Email signatures have always been there, along with problems connected with using them. Ensuring that all users have the same signature and disclaimer template requires some effort. Fortunately, Exchange 2010 enables central management of signatures and disclaimers. This option makes the task of unifying signatures much easier. However, you have to keep in mind that you cannot do everything using native tools only. Here is the list of drawbacks that Exchange 2010 centrally managed signatures have:
- No WYSIWYG HTML editor. Graphic designers do not have to be skilled HTML code users. Therefore, it requires a highly skilled and versatile person to make genuine graphics and ensure that they display in a neat, appealing way. The email signature editor looks like that:
- Delegation of signature management impossible. In some companies, administrators make the world go round. They have a lot of work, with requests overflowing in their mailboxes. Adding signature management to their list of responsibilities might cause them to have too much on their plate. Unfortunately, there is no native option of delegating just this aspect of mail flow to someone else.
- Cannot add signatures directly under replies/forwards. Have you ever seen email conversations with a dozen signatures/disclaimers stuck to the bottom of correspondence? Or with just one signature at the very bottom? That could be an e-mail sent from Exchange, as those are the only natively available options. If you wanted your conversations to look nicely as those forum discussions, you cannot do it natively.
- No inline images. Editing disclaimers in HTML format gives the possibility to include any kind of graphic material in them. Concept arts in the background, users’ photos, company/product logos…
You can use it all to create perfect signatures and banners. However, there is no built-in option to attach those graphics to messages. Therefore, recipients will often see that the images are not displayed. In other words, most email clients block graphical content and substitute it with red x icons. This greatly limits the number of people who can marvel at your beautifully designed signatures.
- Cannot add signatures as side banners. Ability to design banners for headers or footers creates a lot of opportunities. However, there is some space which usually remains empty, and which (if edited) could provide a great experience for the viewers. Sadly, you cannot create side banners in Exchange 2010.

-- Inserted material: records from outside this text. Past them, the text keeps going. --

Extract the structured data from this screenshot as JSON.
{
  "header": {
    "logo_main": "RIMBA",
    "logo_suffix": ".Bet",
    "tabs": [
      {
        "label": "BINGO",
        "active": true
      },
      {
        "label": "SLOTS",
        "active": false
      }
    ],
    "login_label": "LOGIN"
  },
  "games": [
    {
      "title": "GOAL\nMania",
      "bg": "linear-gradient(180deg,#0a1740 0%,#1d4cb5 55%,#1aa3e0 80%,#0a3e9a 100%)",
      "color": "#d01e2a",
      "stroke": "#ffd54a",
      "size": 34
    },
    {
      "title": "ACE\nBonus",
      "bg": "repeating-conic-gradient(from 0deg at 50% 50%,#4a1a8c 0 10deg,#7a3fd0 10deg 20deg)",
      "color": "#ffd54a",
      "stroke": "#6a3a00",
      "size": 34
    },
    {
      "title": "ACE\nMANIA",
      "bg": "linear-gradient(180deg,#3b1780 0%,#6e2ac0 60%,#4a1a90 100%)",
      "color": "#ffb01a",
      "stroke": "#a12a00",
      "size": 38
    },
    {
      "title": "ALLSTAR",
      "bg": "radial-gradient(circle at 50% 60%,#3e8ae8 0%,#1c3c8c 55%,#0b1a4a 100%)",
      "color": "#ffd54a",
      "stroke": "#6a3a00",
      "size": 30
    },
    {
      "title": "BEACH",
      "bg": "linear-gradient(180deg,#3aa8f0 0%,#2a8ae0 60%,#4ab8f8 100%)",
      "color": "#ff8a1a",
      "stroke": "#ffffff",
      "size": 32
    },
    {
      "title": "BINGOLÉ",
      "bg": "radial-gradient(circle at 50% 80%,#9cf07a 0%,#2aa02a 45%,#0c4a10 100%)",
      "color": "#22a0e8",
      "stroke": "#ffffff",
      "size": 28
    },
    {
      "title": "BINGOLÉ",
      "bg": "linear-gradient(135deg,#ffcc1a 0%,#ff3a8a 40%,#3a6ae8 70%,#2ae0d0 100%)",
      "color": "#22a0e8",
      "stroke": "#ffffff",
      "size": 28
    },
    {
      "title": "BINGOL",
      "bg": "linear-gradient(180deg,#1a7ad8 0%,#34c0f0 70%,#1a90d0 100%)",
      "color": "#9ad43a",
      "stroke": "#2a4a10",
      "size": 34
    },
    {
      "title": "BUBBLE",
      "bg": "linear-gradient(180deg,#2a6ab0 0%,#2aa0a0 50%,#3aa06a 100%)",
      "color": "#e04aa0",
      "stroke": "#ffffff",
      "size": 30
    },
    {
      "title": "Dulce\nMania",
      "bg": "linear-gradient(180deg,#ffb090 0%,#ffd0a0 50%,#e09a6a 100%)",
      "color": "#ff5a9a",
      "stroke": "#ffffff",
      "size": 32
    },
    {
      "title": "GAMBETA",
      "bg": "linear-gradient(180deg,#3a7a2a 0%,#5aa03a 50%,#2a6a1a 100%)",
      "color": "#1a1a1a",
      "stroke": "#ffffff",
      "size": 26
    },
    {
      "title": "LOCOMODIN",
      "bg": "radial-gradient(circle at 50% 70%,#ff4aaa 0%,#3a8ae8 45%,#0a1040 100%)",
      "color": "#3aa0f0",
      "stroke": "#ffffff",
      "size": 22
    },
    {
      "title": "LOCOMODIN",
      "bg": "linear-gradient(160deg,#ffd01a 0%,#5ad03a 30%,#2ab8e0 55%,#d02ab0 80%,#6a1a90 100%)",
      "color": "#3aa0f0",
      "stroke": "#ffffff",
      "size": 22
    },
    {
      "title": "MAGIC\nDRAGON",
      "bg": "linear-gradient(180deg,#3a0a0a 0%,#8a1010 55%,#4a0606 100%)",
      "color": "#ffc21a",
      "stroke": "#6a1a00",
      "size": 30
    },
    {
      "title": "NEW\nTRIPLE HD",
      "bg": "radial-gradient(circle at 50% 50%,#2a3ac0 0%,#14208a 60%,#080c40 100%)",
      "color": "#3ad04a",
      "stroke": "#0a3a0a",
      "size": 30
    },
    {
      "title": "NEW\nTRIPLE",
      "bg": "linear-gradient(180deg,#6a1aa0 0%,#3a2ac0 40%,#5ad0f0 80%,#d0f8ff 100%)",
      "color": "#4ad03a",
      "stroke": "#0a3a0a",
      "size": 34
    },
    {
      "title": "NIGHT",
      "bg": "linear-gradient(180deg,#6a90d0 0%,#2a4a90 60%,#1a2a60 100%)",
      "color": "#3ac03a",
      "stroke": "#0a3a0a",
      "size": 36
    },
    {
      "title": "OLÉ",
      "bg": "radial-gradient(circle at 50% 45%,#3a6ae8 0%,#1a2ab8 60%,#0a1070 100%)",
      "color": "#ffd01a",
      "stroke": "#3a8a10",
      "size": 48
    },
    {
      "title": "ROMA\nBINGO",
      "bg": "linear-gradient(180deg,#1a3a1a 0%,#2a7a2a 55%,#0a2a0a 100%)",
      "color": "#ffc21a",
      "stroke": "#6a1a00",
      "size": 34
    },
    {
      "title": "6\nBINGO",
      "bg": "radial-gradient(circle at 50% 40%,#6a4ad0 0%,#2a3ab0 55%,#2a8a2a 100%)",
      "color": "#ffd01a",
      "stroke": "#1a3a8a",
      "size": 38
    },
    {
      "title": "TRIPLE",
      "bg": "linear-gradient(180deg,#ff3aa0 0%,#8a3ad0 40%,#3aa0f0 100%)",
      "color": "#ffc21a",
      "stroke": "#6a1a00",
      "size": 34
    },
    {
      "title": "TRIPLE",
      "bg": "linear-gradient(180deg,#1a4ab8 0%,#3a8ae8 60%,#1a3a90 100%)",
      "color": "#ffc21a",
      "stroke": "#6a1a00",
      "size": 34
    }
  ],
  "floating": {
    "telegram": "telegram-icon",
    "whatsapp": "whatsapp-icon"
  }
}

- No scheduling. Each transport rule defining disclaimer insertion has to be applied manually. If you want a rule to start processing emails from Friday, you have to activate it on Friday. If you want the rule to reoccur, you have to switch it off and on, accordingly. Hard to automatize processes and save precious time.
- Signatures are not visible in Sent Items. Exchange signature processing tool adds signatures on server level after messages are sent. However, it does not enable senders to see disclaimers and signatures in the Sent items folder. Therefore, you have to be very careful before applying mail flow rules and test them thoroughly. And even then, there is no guarantee everything will work perfectly in all scenarios because those disclaimers tend to work differently in various email clients.
- Empty Active Directory fields cannot be removed automatically E-mails can include much information valuable from both sender’s and recipient’s viewpoint. In signatures, contact details are almost always preceded with a signaling phrase. In case an Active Directory placeholder is empty (i.e. a user does not have an access to a landline, or a mobile phone), signaling phrases are not removed. It can make your signature look unprofessional, with all those empty fields.
- No Active Directory placeholder picker. Exchange can pull users’ data from Active Directory, but you need to know placeholders’ names. It would be much easier and quicker if you could just pick a variable from a list. Apart from that, it would also be safer, with no chance of typos.
- No custom Active Directory placeholders. If you wanted to add unique placeholders, like “favorite quote”, or implement badges automatically added for your best employees (for internal communication only) or modify your signature in your own, unique way, Exchange 2010 will not offer such possibility natively.
- Cannot force email format. Exchange does not support converting a plain text type message into an HTML type. Because of that, keeping company signature unified is a bit hard in case mobile phones are used to send e-mails, as most of them support only plain text format for outgoing messages. As a result, HTML designed signature cannot be appended or prepended to them.
It is quite clear, that although Exchange 2010 disclaimers and signatures can fulfill their role, there are many effects that cannot be achieved natively.